Bellil Yanis, Edelman Martin J
University of Maryland Greenebaum Cancer Center, Baltimore, MD 21201, USA.
Curr Treat Options Oncol. 2006 Jan;7(1):77-81. doi: 10.1007/s11864-006-0034-5.
Malignancies are increased in some types of solid organ transplant patients receiving immunosuppressive therapy and are a significant contributor to patient morbidity and mortality. There may be a 100-fold increase in the incidence of de novo neoplasia in this population. The risk of lymphoproliferative malignancies is well appreciated. In contrast, the risk of solid tumors with their consequent morbidity and mortality is less well known, probably because of their common occurrence in the general population. Lung cancer is the most common cause of cancer death in the United States; therefore, lung cancer in patients undergoing organ transplantation would be expected to occur frequently on the basis of chance alone. However, the lung cancer risk is approximately 20 to 25 times that of the general population, with an incidence of 0.28% to 4.1% in patients after heart and lung transplant. Risk factors thought to contribute include cigarette smoking, advanced age at transplantation, and chronic immunosuppressive therapy. The role of transplantation (and consequent therapy) in the development of lung cancer in this high-risk population remains unclear. As in the nontransplant population, adequate screening techniques are lacking, making early diagnosis and treatment a challenge. Despite close follow-up and routine imaging with chest radiography and CT, lung cancers continue to be discovered incidentally and at advanced stages. Treatment is similar to that of patients who are nontransplanted with similar stage, histology, and performance status.

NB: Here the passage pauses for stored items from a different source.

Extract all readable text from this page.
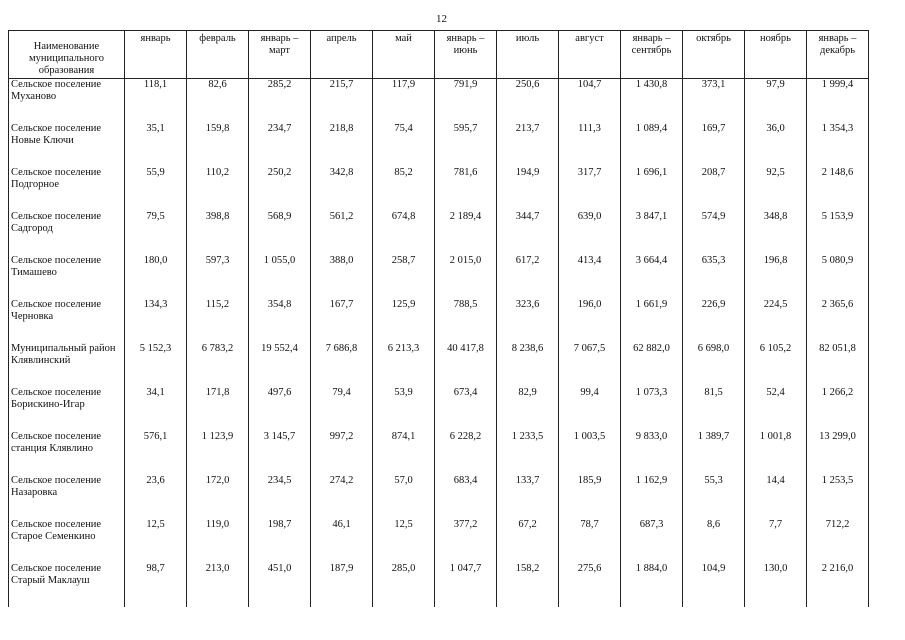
12
Наименование муниципального образования	январь	февраль	январь – март	апрель	май	январь – июнь	июль	август	январь – сентябрь	октябрь	ноябрь	январь – декабрь
Сельское поселение Муханово	118,1	82,6	285,2	215,7	117,9	791,9	250,6	104,7	1 430,8	373,1	97,9	1 999,4
Сельское поселение Новые Ключи	35,1	159,8	234,7	218,8	75,4	595,7	213,7	111,3	1 089,4	169,7	36,0	1 354,3
Сельское поселение Подгорное	55,9	110,2	250,2	342,8	85,2	781,6	194,9	317,7	1 696,1	208,7	92,5	2 148,6
Сельское поселение Садгород	79,5	398,8	568,9	561,2	674,8	2 189,4	344,7	639,0	3 847,1	574,9	348,8	5 153,9
Сельское поселение Тимашево	180,0	597,3	1 055,0	388,0	258,7	2 015,0	617,2	413,4	3 664,4	635,3	196,8	5 080,9
Сельское поселение Черновка	134,3	115,2	354,8	167,7	125,9	788,5	323,6	196,0	1 661,9	226,9	224,5	2 365,6
Муниципальный район Клявлинский	5 152,3	6 783,2	19 552,4	7 686,8	6 213,3	40 417,8	8 238,6	7 067,5	62 882,0	6 698,0	6 105,2	82 051,8
Сельское поселение Борискино-Игар	34,1	171,8	497,6	79,4	53,9	673,4	82,9	99,4	1 073,3	81,5	52,4	1 266,2
Сельское поселение станция Клявлино	576,1	1 123,9	3 145,7	997,2	874,1	6 228,2	1 233,5	1 003,5	9 833,0	1 389,7	1 001,8	13 299,0
Сельское поселение Назаровка	23,6	172,0	234,5	274,2	57,0	683,4	133,7	185,9	1 162,9	55,3	14,4	1 253,5
Сельское поселение Старое Семенкино	12,5	119,0	198,7	46,1	12,5	377,2	67,2	78,7	687,3	8,6	7,7	712,2
Сельское поселение Старый Маклауш	98,7	213,0	451,0	187,9	285,0	1 047,7	158,2	275,6	1 884,0	104,9	130,0	2 216,0
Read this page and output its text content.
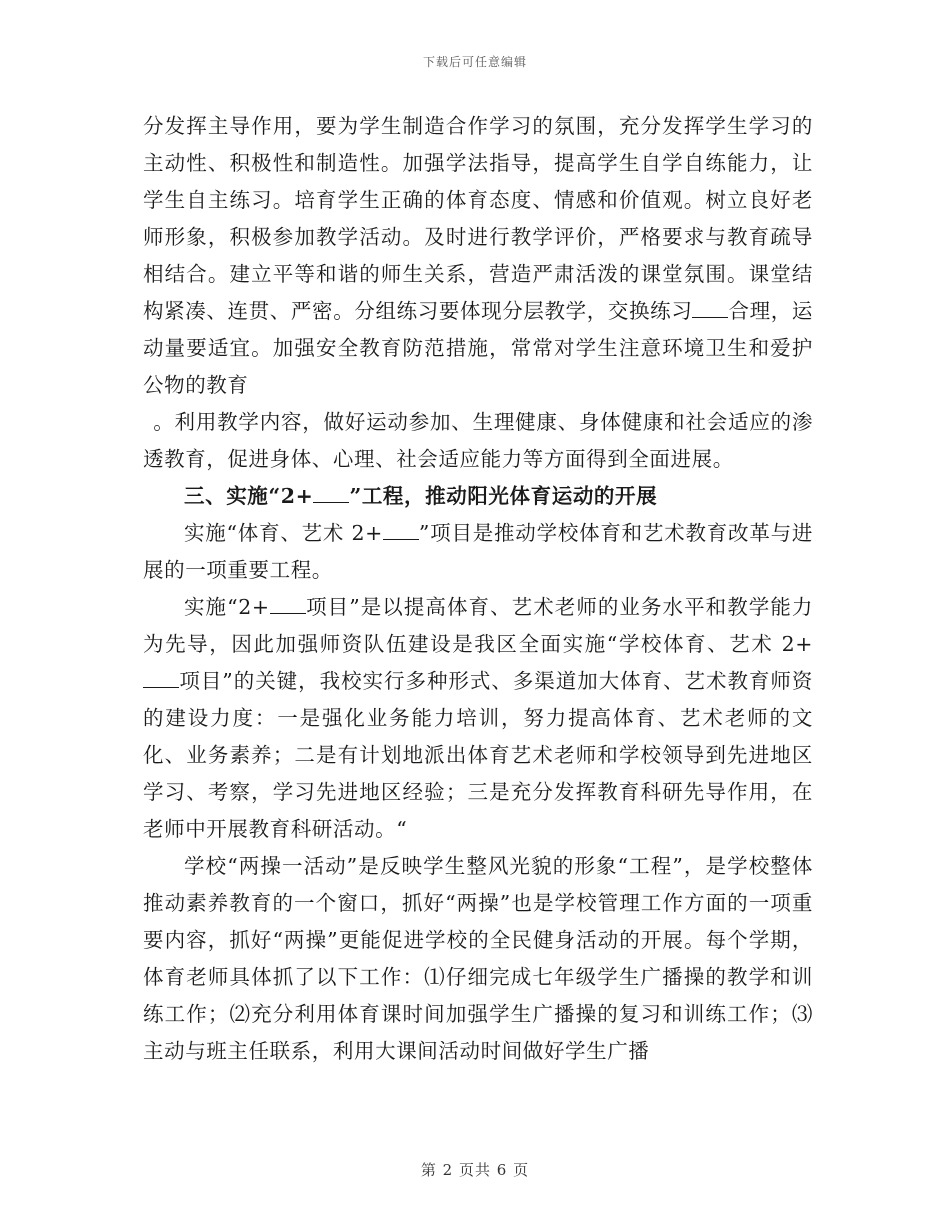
下载后可任意编辑

分发挥主导作用，要为学生制造合作学习的氛围，充分发挥学生学习的主动性、积极性和制造性。加强学法指导，提高学生自学自练能力，让学生自主练习。培育学生正确的体育态度、情感和价值观。树立良好老师形象，积极参加教学活动。及时进行教学评价，严格要求与教育疏导相结合。建立平等和谐的师生关系，营造严肃活泼的课堂氛围。课堂结构紧凑、连贯、严密。分组练习要体现分层教学，交换练习 合理，运动量要适宜。加强安全教育防范措施，常常对学生注意环境卫生和爱护公物的教育

。利用教学内容，做好运动参加、生理健康、身体健康和社会适应的渗透教育，促进身体、心理、社会适应能力等方面得到全面进展。

三、实施“2+ ”工程，推动阳光体育运动的开展

实施“体育、艺术 2+ ”项目是推动学校体育和艺术教育改革与进展的一项重要工程。

实施“2+ 项目”是以提高体育、艺术老师的业务水平和教学能力为先导，因此加强师资队伍建设是我区全面实施“学校体育、艺术 2+项目”的关键，我校实行多种形式、多渠道加大体育、艺术教育师资的建设力度：一是强化业务能力培训，努力提高体育、艺术老师的文化、业务素养；二是有计划地派出体育艺术老师和学校领导到先进地区学习、考察，学习先进地区经验；三是充分发挥教育科研先导作用，在老师中开展教育科研活动。“

学校“两操一活动”是反映学生整风光貌的形象“工程”，是学校整体推动素养教育的一个窗口，抓好“两操”也是学校管理工作方面的一项重要内容，抓好“两操”更能促进学校的全民健身活动的开展。每个学期，体育老师具体抓了以下工作：⑴仔细完成七年级学生广播操的教学和训练工作；⑵充分利用体育课时间加强学生广播操的复习和训练工作；⑶主动与班主任联系，利用大课间活动时间做好学生广播

第 2 页共 6 页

接受免疫抑制治疗的某些实体器官移植患者的恶性肿瘤发病率增加,这是导致患者发病和死亡的一个重要因素。该人群中新生肿瘤的发病率可能会增加100倍。淋巴增殖性恶性肿瘤的风险已广为人知。相比之下,实体瘤及其随之而来的发病率和死亡率的风险则鲜为人知,这可能是因为它们在普通人群中很常见。肺癌是美国癌症死亡的最常见原因;因此,仅基于概率,器官移植患者中的肺癌预计也会频繁发生。然而,肺癌风险约为普通人群的20至25倍,心肺移植术后患者的发病率为0.28%至4.1%。据认为,促成因素包括吸烟、移植时的高龄以及长期免疫抑制治疗。在这个高危人群中,移植(及后续治疗)在肺癌发生中的作用仍不清楚。与非移植人群一样,缺乏足够的筛查技术,这使得早期诊断和治疗成为一项挑战。尽管进行了密切随访以及胸部X线摄影和CT的常规成像检查,但肺癌仍不断被偶然发现且处于晚期。治疗方法与处于相似分期、组织学类型和体能状态的非移植患者相似。